Right after that, Cheri Sundae Productions -- the company that ended up producing the show --  came to me and said that Nat Geo Wild wanted to do a show. And I said: "Only if you don't make me [look] worse than I am or better than I am -- only if you just let me be me." They promised that Nat Geo wanted me just the way I was.

Do you feel the final cut of the episodes is an accurate portrayal of you, your farm and your family? I know from past conversations that you were adamant the show be 100% unscripted, but I also know that reality TV shows can accomplish all kinds of storytelling through artful editing.

Honestly, I haven't actually looked at [any of the final episodes]. ... The  one thing I will say is that this is the most unproduced show anyone on the crew says they've ever been on. It's literally not "produced." They're just filming me doing what I do, and everything just unfolds. You don't get to retake [a shot] of something dying.

That's good to know since a lot of the people on the show, your family members included, look like they could've come right out of Central Casting. You're helped out by a cute girlfriend named Tara who lives down the street, your husband has dreads, and even your veterinarian -- Leah Feldman -- is gorgeous.

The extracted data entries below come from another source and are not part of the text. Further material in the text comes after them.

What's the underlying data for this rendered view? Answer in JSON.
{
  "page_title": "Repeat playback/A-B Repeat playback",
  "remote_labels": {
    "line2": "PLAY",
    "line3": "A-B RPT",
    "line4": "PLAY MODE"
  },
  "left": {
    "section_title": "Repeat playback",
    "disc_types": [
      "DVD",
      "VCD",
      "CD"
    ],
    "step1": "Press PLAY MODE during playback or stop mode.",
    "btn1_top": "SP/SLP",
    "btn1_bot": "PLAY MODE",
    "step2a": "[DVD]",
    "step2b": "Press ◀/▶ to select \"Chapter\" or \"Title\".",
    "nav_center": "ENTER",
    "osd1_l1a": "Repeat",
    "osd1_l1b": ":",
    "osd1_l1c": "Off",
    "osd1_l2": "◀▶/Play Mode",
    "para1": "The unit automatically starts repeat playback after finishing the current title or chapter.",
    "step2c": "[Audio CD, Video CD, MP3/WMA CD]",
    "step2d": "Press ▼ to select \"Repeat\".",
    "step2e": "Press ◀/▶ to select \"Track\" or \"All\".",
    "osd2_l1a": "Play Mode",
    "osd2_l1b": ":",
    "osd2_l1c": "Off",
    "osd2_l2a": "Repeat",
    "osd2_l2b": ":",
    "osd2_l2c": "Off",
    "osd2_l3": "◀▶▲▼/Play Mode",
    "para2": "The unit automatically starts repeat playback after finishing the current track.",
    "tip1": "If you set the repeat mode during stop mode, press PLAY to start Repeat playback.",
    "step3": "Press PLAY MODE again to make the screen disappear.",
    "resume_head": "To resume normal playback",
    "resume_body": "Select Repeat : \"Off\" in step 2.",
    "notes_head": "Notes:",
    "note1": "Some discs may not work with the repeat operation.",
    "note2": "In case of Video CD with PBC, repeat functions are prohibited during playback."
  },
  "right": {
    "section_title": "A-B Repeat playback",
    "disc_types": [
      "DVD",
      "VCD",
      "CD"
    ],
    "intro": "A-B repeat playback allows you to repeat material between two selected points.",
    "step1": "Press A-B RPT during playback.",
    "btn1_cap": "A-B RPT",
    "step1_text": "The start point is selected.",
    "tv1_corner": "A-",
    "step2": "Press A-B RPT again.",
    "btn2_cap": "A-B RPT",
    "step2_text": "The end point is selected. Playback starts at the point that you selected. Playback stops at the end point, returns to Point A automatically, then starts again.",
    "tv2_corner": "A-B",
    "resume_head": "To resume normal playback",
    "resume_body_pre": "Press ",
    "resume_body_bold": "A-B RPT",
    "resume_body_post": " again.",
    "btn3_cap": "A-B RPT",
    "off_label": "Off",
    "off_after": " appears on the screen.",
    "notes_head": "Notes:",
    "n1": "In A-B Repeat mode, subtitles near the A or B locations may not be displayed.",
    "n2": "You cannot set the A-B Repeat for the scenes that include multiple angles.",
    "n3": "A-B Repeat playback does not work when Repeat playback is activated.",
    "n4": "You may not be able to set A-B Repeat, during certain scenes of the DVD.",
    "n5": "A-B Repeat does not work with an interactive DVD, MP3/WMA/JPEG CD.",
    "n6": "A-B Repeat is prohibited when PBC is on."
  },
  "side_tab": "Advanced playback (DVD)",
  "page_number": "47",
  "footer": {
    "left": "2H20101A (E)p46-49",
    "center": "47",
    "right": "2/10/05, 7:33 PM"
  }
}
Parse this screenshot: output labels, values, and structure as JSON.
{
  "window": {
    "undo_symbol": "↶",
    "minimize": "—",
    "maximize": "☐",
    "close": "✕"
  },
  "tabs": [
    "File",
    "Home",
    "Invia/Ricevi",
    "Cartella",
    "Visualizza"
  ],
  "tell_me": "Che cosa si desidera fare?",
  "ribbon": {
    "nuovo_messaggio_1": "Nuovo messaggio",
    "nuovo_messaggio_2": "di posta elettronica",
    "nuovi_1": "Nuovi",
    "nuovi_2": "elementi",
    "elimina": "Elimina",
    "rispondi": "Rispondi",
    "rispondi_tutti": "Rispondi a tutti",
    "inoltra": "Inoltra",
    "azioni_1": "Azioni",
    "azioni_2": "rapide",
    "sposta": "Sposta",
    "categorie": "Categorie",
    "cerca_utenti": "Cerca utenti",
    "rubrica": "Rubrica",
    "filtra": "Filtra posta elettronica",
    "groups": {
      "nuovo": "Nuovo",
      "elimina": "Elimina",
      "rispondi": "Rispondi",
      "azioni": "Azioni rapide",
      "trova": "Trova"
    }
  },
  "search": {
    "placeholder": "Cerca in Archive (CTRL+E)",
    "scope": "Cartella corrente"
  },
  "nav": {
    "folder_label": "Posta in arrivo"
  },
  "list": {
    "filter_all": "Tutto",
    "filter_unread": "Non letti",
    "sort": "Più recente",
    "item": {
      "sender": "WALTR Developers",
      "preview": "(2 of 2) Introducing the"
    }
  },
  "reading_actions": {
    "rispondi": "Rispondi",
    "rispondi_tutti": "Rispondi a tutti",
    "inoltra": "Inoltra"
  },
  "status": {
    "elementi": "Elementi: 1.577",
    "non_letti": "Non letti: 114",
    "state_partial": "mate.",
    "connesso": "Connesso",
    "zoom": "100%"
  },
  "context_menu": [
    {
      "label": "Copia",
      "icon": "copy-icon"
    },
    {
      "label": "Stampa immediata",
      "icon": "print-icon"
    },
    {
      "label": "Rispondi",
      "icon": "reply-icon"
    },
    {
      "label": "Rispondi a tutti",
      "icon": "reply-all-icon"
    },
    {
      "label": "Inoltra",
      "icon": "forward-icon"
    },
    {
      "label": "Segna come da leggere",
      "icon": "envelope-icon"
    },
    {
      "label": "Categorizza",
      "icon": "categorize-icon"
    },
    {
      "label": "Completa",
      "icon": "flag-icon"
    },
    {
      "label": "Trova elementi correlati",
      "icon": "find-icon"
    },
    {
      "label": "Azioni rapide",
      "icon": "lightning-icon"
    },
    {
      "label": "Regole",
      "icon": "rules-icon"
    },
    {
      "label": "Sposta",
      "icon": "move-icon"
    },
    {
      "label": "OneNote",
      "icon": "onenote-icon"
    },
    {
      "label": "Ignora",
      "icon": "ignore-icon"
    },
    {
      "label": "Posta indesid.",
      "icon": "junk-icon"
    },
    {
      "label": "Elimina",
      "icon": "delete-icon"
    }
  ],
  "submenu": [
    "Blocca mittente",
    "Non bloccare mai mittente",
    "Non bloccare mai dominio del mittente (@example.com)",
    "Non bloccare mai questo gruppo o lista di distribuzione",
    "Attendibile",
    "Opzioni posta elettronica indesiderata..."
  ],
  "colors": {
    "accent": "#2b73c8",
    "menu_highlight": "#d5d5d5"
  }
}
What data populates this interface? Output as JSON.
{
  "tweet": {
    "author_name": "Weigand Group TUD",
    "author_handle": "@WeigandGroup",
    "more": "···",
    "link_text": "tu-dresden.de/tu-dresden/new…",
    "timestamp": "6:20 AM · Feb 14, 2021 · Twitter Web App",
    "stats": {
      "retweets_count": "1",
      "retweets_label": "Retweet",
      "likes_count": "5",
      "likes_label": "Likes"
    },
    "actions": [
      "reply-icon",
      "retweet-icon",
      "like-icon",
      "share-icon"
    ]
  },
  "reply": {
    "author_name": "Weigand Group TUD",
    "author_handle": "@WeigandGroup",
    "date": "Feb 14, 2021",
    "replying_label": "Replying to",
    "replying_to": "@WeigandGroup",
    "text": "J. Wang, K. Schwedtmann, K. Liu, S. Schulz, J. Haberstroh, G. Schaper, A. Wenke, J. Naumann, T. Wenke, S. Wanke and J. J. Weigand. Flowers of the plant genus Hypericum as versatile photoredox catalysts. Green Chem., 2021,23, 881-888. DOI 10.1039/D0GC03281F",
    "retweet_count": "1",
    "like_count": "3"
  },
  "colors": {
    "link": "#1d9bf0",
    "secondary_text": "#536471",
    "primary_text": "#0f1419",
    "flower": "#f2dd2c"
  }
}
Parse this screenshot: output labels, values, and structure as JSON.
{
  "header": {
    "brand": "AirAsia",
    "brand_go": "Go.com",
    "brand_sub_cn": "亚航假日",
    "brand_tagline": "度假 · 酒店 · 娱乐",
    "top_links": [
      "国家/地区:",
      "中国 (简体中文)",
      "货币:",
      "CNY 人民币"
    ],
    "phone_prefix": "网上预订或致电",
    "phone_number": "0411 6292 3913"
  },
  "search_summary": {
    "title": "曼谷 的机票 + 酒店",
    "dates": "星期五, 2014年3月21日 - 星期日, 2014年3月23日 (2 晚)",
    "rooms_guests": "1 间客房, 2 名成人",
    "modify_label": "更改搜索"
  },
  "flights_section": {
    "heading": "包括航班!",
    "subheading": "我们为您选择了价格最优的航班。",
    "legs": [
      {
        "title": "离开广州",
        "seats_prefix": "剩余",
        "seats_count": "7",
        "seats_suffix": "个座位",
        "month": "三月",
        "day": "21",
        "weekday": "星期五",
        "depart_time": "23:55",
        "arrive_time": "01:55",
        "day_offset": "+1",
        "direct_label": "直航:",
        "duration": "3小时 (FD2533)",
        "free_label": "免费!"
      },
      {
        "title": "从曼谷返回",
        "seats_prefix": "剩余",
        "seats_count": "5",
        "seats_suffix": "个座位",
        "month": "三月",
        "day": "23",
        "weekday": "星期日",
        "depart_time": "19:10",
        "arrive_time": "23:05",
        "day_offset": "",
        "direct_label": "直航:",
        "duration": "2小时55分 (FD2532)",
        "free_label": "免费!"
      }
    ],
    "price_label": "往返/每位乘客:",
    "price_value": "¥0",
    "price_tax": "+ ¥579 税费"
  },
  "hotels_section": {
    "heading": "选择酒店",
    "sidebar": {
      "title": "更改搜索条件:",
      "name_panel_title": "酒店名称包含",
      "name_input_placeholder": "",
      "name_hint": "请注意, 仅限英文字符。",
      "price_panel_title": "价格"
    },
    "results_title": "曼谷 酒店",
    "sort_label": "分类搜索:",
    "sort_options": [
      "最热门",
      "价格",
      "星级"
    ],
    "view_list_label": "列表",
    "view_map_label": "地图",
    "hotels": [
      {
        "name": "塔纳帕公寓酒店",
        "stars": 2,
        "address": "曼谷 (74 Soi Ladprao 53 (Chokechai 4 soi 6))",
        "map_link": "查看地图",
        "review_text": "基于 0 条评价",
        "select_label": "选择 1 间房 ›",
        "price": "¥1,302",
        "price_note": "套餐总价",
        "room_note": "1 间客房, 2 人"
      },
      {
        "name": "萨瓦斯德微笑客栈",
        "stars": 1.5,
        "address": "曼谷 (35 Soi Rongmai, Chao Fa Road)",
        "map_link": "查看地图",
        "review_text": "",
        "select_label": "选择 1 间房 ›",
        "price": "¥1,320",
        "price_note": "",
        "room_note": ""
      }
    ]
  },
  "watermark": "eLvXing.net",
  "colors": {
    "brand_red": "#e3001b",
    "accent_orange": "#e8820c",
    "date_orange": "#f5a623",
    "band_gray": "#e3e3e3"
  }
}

[Leah's] something, right? She's 6-foot-1. We were in college together.

Was there anything about filming the show that surprised you at all?

What surprised me the most was that when we had our one day a week off [from filming] and I was  like: "I wish they were here." I loved sharing [our lives] and having the  crew be amazed at what we were doing. They'd see what I was doing, and they'd be like: "Natalie, you're a badass." I can't tell you how many times they told me that. And just saying it made me want to work through the 120-degree heat. It was like the kind of high a comedian gets after the first laugh. You just want to keep telling more jokes and be funnier and funnier."

I know from the first time I interviewed you that you're also a fashion fan. I'm wondering if there was anything in your closet you splurged on as a result of the show, or that  you convinced yourself you needed? You know, for things like the Television Critics Assn. events or press tours.


Boots are really my thing. Guys like watches and cars, but I'm a boot person. So if I can scrape together any money, that's what I'm going to buy. And, yes, I did buy a pair of Stuart Weitzman boots -- and a pair of Prada boots. Because if I can distract from the way my hands look ... actually if I could wear boots on my hands, that be awesome.

Something else I'm really digging are these jeans that have the waxed coating that makes them look really leathery. Paige Denim has them, and Hudson has them. And I'm really into under-bust corsets so that's my big thing. It's sexy in an age-appropriate way without being over-the-top and vapid-looking. So I started going crazy with under-bust corsets and would wear them with peasant blouses to all these TCA interview sessions. I looked like a pirate almost every day there.

What do you hope viewers will take away from "Shear Madness" when they've finished watching the season?

I was told by some of the people who first approached me about doing a show that nobody would want to see a show about a woman doing men's work -- I'm not lying -- and that nobody would want to see a show primarily about animals. And that angered me so much.

I want people to understand that women can work extraordinarily hard and be on television. We can look fashionable, we can be sensuous and we can work really hard but still be a good mother -- that we can throw down and drink beer.

I hope people see what I do as being tremendously valuable and that they support it.

And I want to be a positive role model -- that's what I want.

"Shear Madness" premieres March 1, 2014, at 7 PM PST on Nat Geo Wild.